The bubonic plague of 541-543 to some extent hinders the war in the East, which drags on under other generals.
First noted in Egypt, the plague had from there passed through Syria and Asia Minor to Constantinople.
The so-called Plague of Justinian is the first known pandemic on record, and marks the first firmly recorded pattern of bubonic plague.
This outbreak is thought to have originated in Ethiopia or Egypt.
Constantinople, a huge city, imports massive amounts of grain, mostly from Egypt, to feed its citizens.
The grain ships may have been the source of contagion for the city, with massive public granaries nurturing the rat and flea population.
At its peak, the plague is killing five thousand people in Constantinople every day.
The plague kills at least two hundred and thirty thousand in Constantinople (before counting stops) and perhaps two million or more in the rest of the empire.
Emperor Justinian contracts the disease but recovers.
Based on Procopius' description of its symptoms at Constantinople in 542, the disease has appeared in its more virulent pneumonic form, wherein the bacilli settle in the lungs of the victims.

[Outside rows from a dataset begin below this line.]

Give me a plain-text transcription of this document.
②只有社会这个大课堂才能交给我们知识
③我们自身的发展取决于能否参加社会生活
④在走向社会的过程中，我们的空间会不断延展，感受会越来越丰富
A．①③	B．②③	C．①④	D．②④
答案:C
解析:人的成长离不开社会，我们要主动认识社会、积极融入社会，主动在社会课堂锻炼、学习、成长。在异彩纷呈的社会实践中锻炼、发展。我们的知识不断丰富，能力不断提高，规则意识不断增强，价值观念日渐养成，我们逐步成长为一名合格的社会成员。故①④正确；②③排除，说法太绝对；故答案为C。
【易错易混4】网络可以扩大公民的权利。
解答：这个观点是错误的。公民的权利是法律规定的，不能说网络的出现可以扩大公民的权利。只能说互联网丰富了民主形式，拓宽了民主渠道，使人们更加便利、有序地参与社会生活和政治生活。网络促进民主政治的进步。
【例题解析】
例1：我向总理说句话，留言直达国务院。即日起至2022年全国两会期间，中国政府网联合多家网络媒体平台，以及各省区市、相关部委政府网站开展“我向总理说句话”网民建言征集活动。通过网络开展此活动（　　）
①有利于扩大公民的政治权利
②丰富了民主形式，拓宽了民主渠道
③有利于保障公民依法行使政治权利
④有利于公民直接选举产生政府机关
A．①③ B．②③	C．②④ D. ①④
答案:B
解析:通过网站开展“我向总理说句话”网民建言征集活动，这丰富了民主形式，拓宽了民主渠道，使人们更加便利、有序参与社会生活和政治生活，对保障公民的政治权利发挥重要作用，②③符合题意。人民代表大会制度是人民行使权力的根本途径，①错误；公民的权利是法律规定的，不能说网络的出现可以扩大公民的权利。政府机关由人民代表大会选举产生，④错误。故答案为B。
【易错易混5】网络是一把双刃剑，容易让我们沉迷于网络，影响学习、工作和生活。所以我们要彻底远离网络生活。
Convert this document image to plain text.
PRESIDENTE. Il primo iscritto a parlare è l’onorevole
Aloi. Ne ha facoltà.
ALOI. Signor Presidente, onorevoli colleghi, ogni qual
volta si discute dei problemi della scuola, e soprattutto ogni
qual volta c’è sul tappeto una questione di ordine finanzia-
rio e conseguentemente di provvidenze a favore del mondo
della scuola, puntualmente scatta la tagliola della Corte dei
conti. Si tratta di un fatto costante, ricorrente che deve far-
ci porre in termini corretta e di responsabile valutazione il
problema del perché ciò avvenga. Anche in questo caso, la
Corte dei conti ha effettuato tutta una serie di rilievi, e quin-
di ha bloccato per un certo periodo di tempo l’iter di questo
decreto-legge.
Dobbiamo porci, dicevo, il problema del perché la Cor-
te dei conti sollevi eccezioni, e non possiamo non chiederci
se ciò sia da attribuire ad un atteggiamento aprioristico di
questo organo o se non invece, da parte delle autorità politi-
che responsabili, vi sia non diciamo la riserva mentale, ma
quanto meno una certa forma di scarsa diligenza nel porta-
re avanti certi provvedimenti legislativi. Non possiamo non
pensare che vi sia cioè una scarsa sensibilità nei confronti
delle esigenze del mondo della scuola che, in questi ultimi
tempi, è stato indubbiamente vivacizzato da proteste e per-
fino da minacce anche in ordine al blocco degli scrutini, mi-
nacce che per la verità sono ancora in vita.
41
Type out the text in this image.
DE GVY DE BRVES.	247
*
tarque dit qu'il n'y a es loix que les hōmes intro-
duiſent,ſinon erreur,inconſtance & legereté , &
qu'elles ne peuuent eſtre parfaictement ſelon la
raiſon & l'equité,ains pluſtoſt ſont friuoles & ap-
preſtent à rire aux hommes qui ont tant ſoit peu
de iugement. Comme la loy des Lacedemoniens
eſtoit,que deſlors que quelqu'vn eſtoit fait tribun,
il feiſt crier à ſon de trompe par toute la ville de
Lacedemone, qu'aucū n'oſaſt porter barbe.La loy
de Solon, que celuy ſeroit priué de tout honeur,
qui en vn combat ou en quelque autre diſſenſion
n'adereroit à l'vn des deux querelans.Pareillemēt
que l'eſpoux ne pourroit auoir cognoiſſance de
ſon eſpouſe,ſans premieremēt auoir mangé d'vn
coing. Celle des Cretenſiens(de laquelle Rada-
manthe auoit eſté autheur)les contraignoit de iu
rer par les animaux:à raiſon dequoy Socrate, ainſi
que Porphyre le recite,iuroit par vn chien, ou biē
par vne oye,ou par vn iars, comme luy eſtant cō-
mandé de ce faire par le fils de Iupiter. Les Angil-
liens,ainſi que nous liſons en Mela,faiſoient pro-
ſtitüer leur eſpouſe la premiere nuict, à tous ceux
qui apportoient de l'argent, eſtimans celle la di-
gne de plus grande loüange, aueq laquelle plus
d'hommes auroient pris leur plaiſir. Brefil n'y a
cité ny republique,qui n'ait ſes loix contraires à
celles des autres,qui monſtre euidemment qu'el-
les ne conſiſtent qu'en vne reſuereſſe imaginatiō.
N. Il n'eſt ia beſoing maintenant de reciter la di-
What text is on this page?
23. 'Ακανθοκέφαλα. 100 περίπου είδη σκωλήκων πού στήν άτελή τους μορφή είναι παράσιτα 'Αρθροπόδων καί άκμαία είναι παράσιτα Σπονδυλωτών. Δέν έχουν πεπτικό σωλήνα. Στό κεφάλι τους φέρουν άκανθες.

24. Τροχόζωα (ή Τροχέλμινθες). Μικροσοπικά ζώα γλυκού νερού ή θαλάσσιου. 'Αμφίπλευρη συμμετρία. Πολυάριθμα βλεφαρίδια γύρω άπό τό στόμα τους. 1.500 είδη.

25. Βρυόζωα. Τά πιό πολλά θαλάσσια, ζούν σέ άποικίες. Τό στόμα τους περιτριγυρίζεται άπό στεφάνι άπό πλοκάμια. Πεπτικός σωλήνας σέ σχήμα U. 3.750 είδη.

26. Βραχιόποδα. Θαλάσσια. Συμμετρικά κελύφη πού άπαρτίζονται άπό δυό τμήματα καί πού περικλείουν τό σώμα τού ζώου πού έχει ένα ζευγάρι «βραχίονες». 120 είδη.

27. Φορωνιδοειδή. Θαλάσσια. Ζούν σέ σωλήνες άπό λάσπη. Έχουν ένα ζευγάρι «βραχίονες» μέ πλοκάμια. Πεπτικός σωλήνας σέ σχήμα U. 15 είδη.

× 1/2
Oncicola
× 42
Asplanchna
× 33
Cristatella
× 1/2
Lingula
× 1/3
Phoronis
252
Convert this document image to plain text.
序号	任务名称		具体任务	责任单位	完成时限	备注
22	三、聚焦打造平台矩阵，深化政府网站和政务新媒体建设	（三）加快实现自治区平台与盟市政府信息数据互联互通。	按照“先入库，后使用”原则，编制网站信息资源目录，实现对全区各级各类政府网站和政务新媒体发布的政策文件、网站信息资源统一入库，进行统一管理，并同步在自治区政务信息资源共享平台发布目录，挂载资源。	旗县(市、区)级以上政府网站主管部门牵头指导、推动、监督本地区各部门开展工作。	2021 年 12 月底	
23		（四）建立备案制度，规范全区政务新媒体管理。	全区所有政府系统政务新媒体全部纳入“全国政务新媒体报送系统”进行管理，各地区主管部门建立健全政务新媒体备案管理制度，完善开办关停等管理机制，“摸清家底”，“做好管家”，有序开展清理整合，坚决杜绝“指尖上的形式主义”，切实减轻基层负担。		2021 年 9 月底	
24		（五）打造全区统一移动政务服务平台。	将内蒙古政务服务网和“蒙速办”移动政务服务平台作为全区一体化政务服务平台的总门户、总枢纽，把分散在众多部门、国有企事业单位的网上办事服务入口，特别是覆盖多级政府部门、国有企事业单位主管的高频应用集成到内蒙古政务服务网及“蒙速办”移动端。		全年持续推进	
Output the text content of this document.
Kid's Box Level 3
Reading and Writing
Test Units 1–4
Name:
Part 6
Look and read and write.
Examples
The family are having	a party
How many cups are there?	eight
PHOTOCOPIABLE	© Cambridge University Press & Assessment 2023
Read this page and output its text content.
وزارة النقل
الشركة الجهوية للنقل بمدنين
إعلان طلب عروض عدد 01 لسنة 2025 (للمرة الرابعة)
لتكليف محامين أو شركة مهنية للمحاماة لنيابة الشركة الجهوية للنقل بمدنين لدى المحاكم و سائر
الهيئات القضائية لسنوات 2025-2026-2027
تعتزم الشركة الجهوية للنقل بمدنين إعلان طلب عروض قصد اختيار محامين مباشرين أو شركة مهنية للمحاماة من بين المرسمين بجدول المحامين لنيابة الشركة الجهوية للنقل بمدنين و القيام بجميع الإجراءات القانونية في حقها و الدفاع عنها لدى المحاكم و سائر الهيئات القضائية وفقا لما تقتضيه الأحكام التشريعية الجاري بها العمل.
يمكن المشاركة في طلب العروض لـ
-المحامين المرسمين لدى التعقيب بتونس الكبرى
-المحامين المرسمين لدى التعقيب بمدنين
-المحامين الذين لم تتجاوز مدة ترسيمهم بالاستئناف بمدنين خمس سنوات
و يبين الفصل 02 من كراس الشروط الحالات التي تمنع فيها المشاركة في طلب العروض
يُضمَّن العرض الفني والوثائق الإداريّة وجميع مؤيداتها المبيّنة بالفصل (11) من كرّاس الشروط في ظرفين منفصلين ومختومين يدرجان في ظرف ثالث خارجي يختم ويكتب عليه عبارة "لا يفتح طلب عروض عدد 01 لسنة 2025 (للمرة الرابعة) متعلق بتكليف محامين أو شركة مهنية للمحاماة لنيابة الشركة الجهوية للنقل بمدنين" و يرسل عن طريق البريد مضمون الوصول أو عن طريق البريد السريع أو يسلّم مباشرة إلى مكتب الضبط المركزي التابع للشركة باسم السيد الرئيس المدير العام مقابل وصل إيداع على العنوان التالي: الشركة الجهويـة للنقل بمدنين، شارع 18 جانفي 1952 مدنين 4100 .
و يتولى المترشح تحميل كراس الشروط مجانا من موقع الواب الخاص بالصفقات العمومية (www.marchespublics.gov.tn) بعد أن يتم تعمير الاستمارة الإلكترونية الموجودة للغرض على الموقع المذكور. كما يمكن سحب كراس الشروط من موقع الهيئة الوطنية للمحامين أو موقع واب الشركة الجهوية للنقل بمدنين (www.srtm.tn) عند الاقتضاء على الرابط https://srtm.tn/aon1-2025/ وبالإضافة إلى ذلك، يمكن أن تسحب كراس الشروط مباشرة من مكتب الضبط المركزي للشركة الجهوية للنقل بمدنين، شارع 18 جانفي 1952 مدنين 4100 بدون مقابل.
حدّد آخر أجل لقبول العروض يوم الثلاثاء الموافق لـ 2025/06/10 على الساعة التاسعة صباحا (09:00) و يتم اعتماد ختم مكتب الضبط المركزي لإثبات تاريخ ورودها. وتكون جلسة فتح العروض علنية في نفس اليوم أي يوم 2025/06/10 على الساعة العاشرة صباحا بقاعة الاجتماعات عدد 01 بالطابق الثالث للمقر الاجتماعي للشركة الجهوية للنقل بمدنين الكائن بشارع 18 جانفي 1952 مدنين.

The appearance of the pneumonic form is particularly ominous because it may be transmitted directly from person to person, spreading the infection all the more readily and producing exceptionally high mortality rates.
Comparative studies, based upon statistics derived from incidence of the same disease in late-medieval Europe, suggest that between one-third and one-half the population of Constantinople may well have died, while the lesser cities of the empire and the countryside by no means remained immune.